Rather, the role of the human challenge study is to serve as a gateway for promising vaccines once basic, preclinical and Phase I studies have provided initial validation of the safety of the candidate. It is also a model with a proven track record of success, having led to safe, effective and inexpensive vaccine solutions for almost all childhood infectious diseases as well as malaria, typhoid, cholera and the flu. These advances in medicine have shifted life expectancy forward by 10 years since the 1960s—and have the potential to help the average person live into their 90s by the year 2050.

COVID SHOWS WHY ACCELERATED VACCINE DEVELOPMENT MATTERS

The effort to develop a vaccine to stem the tide of the COVID-19 pandemic provides a clear example of the importance of eliminating barriers to health care innovation.

At the peak of vaccine development, there were at least 120 vaccines in the pipeline. A small number of now-obsolete candidate vaccines caused enhanced respiratory disease, severe acute lung injury and other types of organ damage. Experience has shown that only approximately 6 percent of all COVID-19 vaccine candidates will ultimately make it to market.

Given these risks, the industry approached the COVID-19 vaccine development process with caution, much as it has for countless development projects in the past. At the same time, the need for a vaccine was acute; it has been projected that SARS-CoV-2 may reduce mean life span in the United Kingdom by as many as six years. A timeline similar to what we’ve seen for an HIV vaccine would simply not be acceptable.

Within this context, there was a sea change in FDA and WHO guidance for developing a COVID-19 vaccine. Regulatory authorities created environments amenable to moving vaccines into late-phase studies centered on solid safety signals over markers of efficacy. This new view allows for safe products to be rapidly advanced while recognizing that a high attrition rate is to be expected, while unexpected events should not be treated as exceptional. Emphasis was placed not on the setbacks that should halt vaccine development altogether but on the progress that provides cause to move forward.

In this environment, established commercial companies in the human challenges trial market, including hVIVO, can pioneer epidemic and pandemic disease modeling to accelerate the development of vaccines with proven efficacy. These firms can serve as valuable partners to the pharma and biotech industries by removing longstanding bottlenecks to innovation.

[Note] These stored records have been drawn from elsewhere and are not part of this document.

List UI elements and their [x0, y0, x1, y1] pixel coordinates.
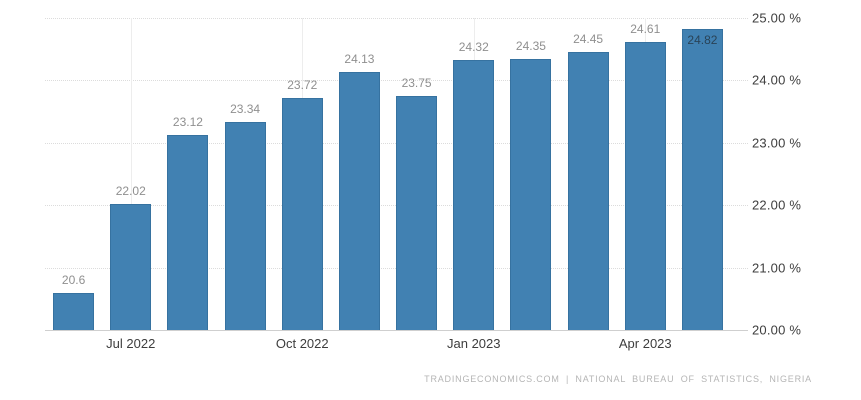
y-axis-tick-label: 22.00 %: [752, 197, 802, 213]
bar-value-label: 24.61: [630, 22, 661, 37]
bar[interactable]: [453, 60, 495, 330]
bar[interactable]: [53, 292, 95, 330]
bar-value-label: 23.72: [287, 77, 318, 92]
bar-value-label: 20.6: [61, 272, 86, 287]
y-axis-tick-label: 23.00 %: [752, 135, 802, 151]
bar-value-label: 23.75: [401, 76, 432, 90]
bar-value-label: 24.32: [458, 40, 489, 55]
y-axis-tick-label: 21.00 %: [752, 260, 802, 276]
y-axis-tick-label: 24.00 %: [752, 72, 802, 88]
gridline-horizontal: [45, 80, 748, 82]
bar[interactable]: [281, 97, 323, 330]
attribution-text: TRADINGECONOMICS.COM | NATIONAL BUREAU O…: [424, 374, 812, 384]
bar-value-label: 24.13: [344, 52, 375, 67]
bar[interactable]: [338, 72, 380, 330]
x-axis-tick-label: Jul 2022: [106, 336, 156, 351]
bar-value-label: 23.12: [172, 115, 203, 130]
gridline-horizontal: [45, 330, 748, 331]
bar[interactable]: [510, 58, 552, 330]
gridline-horizontal: [45, 18, 748, 19]
bar[interactable]: [567, 52, 609, 330]
y-axis-tick-label: 20.00 %: [752, 322, 802, 338]
bar-value-label: 22.02: [115, 183, 146, 198]
x-axis-tick-label: Apr 2023: [618, 336, 672, 351]
x-axis-tick-label: Jan 2023: [447, 336, 501, 351]
bar-value-label: 23.34: [230, 101, 261, 116]
bar[interactable]: [396, 96, 438, 330]
y-axis-tick-label: 25.00 %: [752, 10, 802, 26]
bar[interactable]: [624, 42, 666, 330]
bar-value-label: 24.82: [687, 33, 718, 48]
bar-value-label: 24.45: [573, 32, 604, 47]
bar[interactable]: [224, 121, 266, 330]
bar[interactable]: [681, 29, 723, 330]
x-axis-tick-label: Oct 2022: [275, 336, 329, 351]
bar[interactable]: [110, 203, 152, 330]
bar-value-label: 24.35: [515, 38, 546, 53]
gridline-vertical: [130, 18, 132, 330]
bar[interactable]: [167, 135, 209, 330]
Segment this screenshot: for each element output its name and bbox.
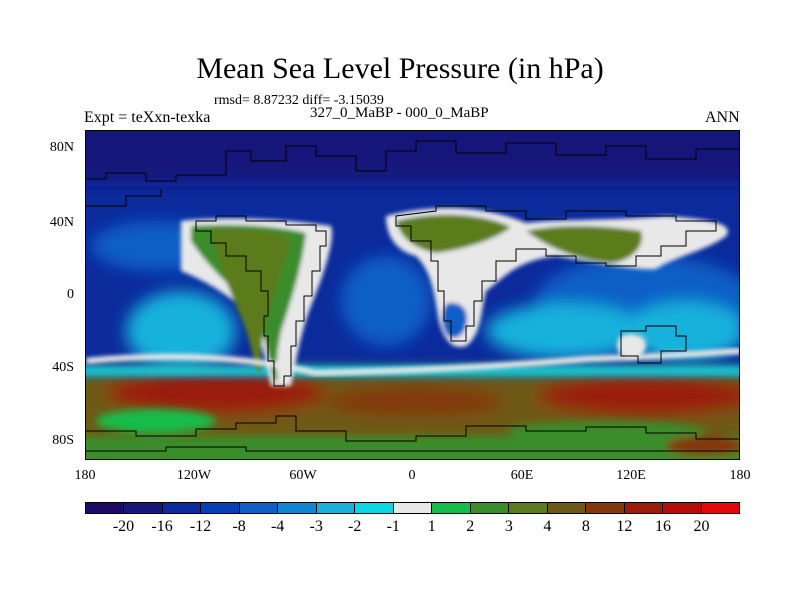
lon-label: 60E (510, 468, 534, 483)
colorbar-tick-label: -20 (112, 518, 135, 535)
field-eastern-continent (386, 207, 728, 347)
lat-label: 80N (49, 140, 74, 155)
stats-text: rmsd= 8.87232 diff= -3.15039 (214, 93, 384, 108)
colorbar-swatch (162, 503, 202, 513)
colorbar-swatch (278, 503, 317, 513)
colorbar-tick-label: -4 (270, 518, 285, 535)
colorbar-tick-label: 20 (693, 518, 710, 535)
colorbar-tick-label: -2 (348, 518, 362, 535)
field-north-polar (86, 131, 739, 181)
colorbar-swatch (201, 503, 240, 513)
colorbar-swatch (624, 503, 664, 513)
map-panel (85, 130, 740, 460)
colorbar-tick-label: -3 (309, 518, 323, 535)
colorbar-swatch (586, 503, 625, 513)
colorbar-tick-label: 4 (543, 518, 552, 535)
lon-label: 0 (408, 468, 416, 483)
lon-label: 120W (176, 468, 212, 483)
colorbar-swatch (355, 503, 394, 513)
coastlines (86, 140, 739, 452)
colorbar-tick-label: 1 (427, 518, 436, 535)
lon-label: 120E (616, 468, 646, 483)
lat-label: 40N (49, 215, 74, 230)
colorbar-tick-label: -8 (232, 518, 246, 535)
map-title: Mean Sea Level Pressure (in hPa) (196, 52, 604, 85)
colorbar-swatch (663, 503, 702, 513)
lon-label: 60W (289, 468, 317, 483)
colorbar-swatch (124, 503, 163, 513)
experiment-label: Expt = teXxn-texka (84, 109, 211, 126)
lat-label: 0 (67, 287, 74, 302)
colorbar-swatch (239, 503, 279, 513)
colorbar-swatch (701, 503, 739, 513)
colorbar-swatch (86, 503, 125, 513)
colorbar-swatch (509, 503, 548, 513)
colorbar-tick-label: 3 (504, 518, 513, 535)
colorbar-tick-label: 8 (581, 518, 590, 535)
lon-label: 180 (74, 468, 96, 483)
colorbar-swatch (393, 503, 433, 513)
colorbar-swatch (470, 503, 510, 513)
colorbar-swatch (547, 503, 587, 513)
colorbar-swatch (432, 503, 471, 513)
pressure-field-map (86, 131, 739, 459)
comparison-label: 327_0_MaBP - 000_0_MaBP (310, 105, 489, 121)
field-boundary-seam (86, 348, 739, 377)
colorbar (85, 502, 740, 514)
colorbar-tick-label: 12 (616, 518, 633, 535)
lon-label: 180 (729, 468, 751, 483)
lat-label: 40S (52, 360, 74, 375)
lat-label: 80S (52, 433, 74, 448)
colorbar-tick-label: 2 (466, 518, 475, 535)
colorbar-tick-label: 16 (654, 518, 671, 535)
field-southern-island (617, 319, 696, 359)
season-label: ANN (705, 109, 740, 126)
colorbar-tick-label: -12 (189, 518, 212, 535)
colorbar-swatch (316, 503, 356, 513)
colorbar-tick-label: -1 (386, 518, 400, 535)
field-western-continent (181, 218, 332, 386)
colorbar-tick-label: -16 (151, 518, 173, 535)
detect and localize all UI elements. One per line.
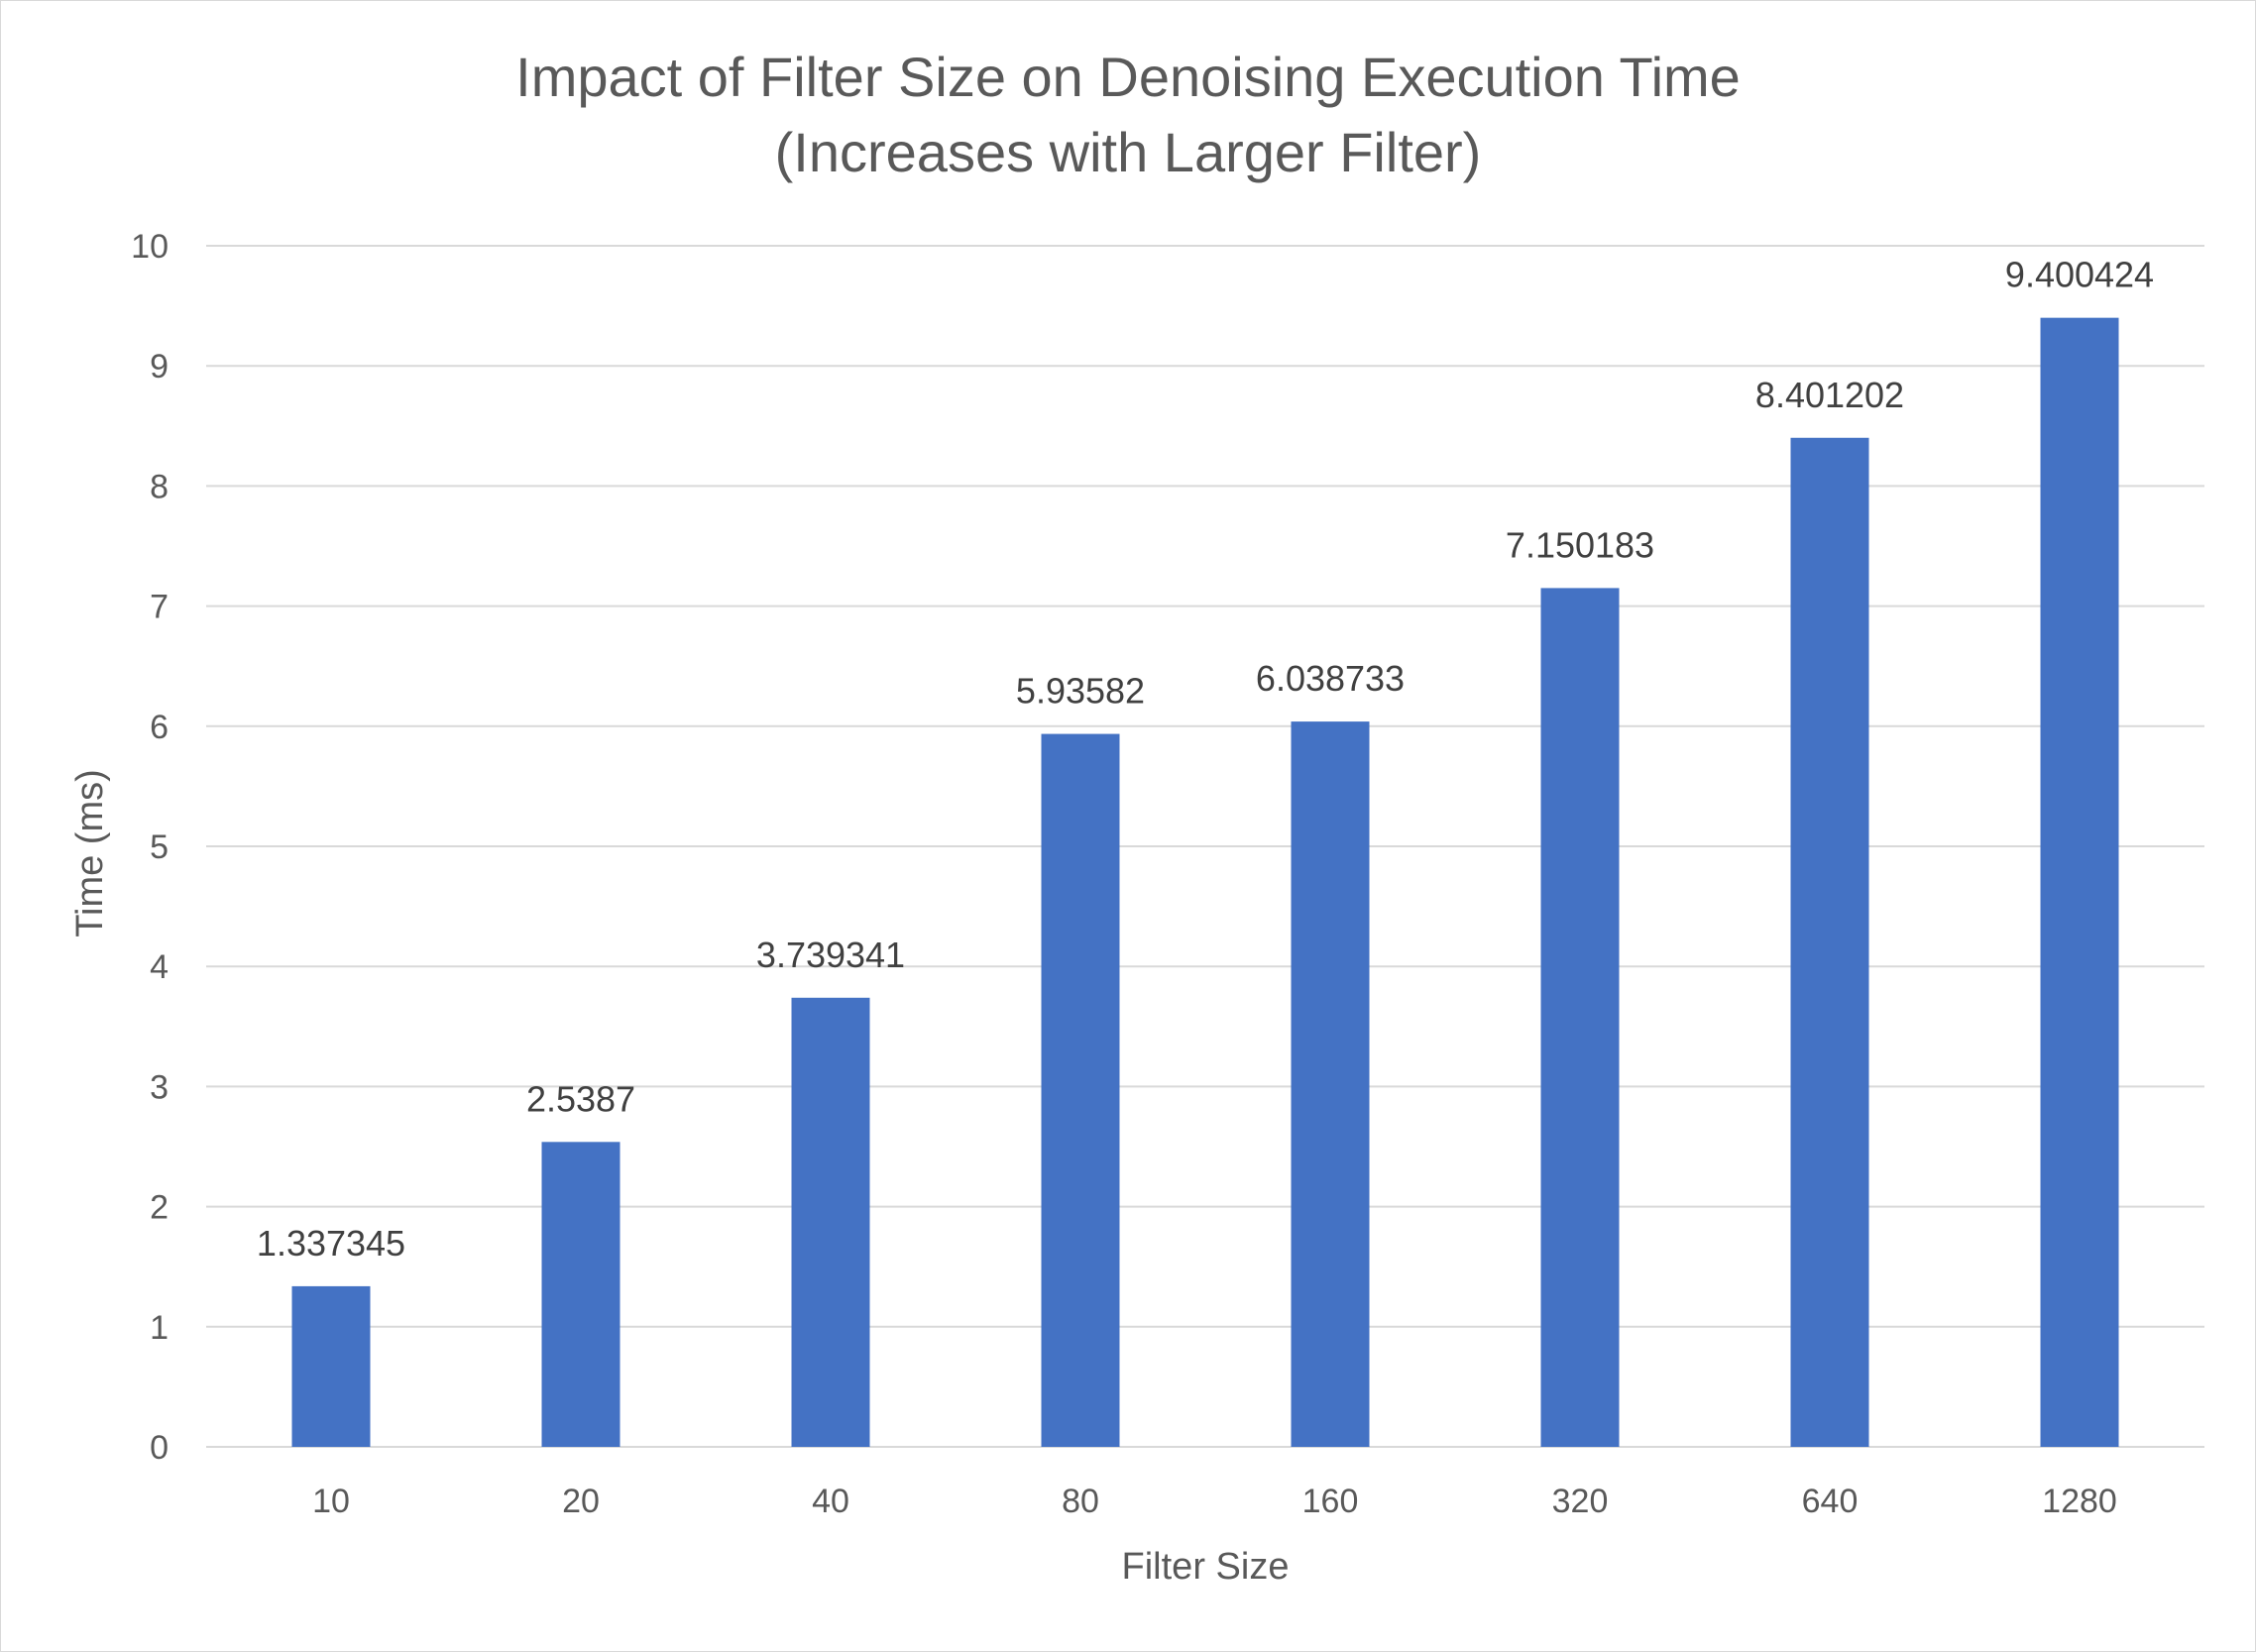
x-axis-ticks: 10 20 40 80 160 320 640 1280 [312,1483,2117,1520]
chart-title: Impact of Filter Size on Denoising Execu… [515,46,1741,108]
data-label-20: 2.5387 [526,1078,635,1119]
gridlines [206,245,2204,1448]
y-tick-label: 7 [150,589,169,626]
y-tick-label: 8 [150,468,169,505]
y-axis-ticks: 0 1 2 3 4 5 6 7 8 9 10 [131,228,169,1467]
x-axis-title: Filter Size [1122,1546,1290,1588]
x-tick-label: 640 [1802,1483,1859,1520]
data-labels: 1.337345 2.5387 3.739341 5.93582 6.038733 7.1… [257,255,2154,1264]
x-tick-label: 40 [812,1483,849,1520]
bar-40 [791,997,870,1447]
y-tick-label: 5 [150,828,169,866]
x-tick-label: 1280 [2042,1483,2117,1520]
y-tick-label: 2 [150,1189,169,1227]
bar-640 [1790,437,1869,1448]
bar-160 [1291,721,1370,1447]
bar-80 [1041,733,1120,1447]
data-label-1280: 9.400424 [2005,255,2154,295]
bars [291,317,2119,1448]
bar-1280 [2040,317,2119,1448]
y-tick-label: 3 [150,1068,169,1106]
data-label-40: 3.739341 [756,935,905,975]
data-label-10: 1.337345 [257,1223,405,1264]
y-tick-label: 10 [131,228,169,266]
x-tick-label: 80 [1062,1483,1099,1520]
y-tick-label: 4 [150,948,169,986]
x-tick-label: 20 [562,1483,600,1520]
data-label-320: 7.150183 [1506,524,1654,565]
y-tick-label: 6 [150,709,169,746]
y-axis-title: Time (ms) [69,769,111,937]
x-tick-label: 160 [1302,1483,1359,1520]
y-tick-label: 0 [150,1429,169,1467]
y-tick-label: 9 [150,348,169,385]
chart-subtitle: (Increases with Larger Filter) [774,121,1482,183]
y-tick-label: 1 [150,1309,169,1347]
x-tick-label: 10 [312,1483,350,1520]
bar-320 [1540,588,1620,1447]
data-label-80: 5.93582 [1016,671,1145,712]
data-label-160: 6.038733 [1256,658,1405,699]
bar-20 [541,1142,620,1447]
chart-title-block: Impact of Filter Size on Denoising Execu… [0,40,2256,190]
bar-10 [291,1285,371,1447]
data-label-640: 8.401202 [1755,375,1904,415]
x-tick-label: 320 [1552,1483,1609,1520]
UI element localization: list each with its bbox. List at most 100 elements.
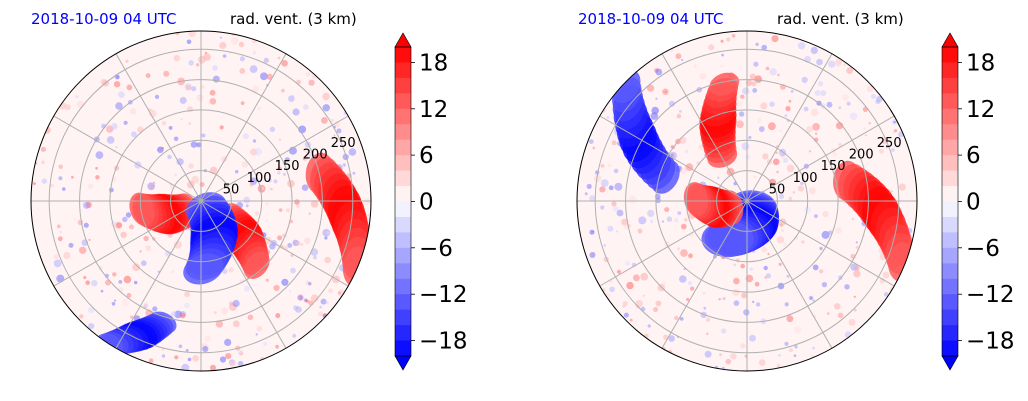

By studying the effects of the vaccine in human challenge trial subjects who are known to have the disease the vaccine intends to target, researchers are able to screen potential vaccine candidates in a timely manner and move the most promising candidates to larger trials faster than the traditional clinical trial model. This allows for more people to receive “jabs in arms” in less time, which can mitigate the spread of a deadly disease and improve health outcomes around the world.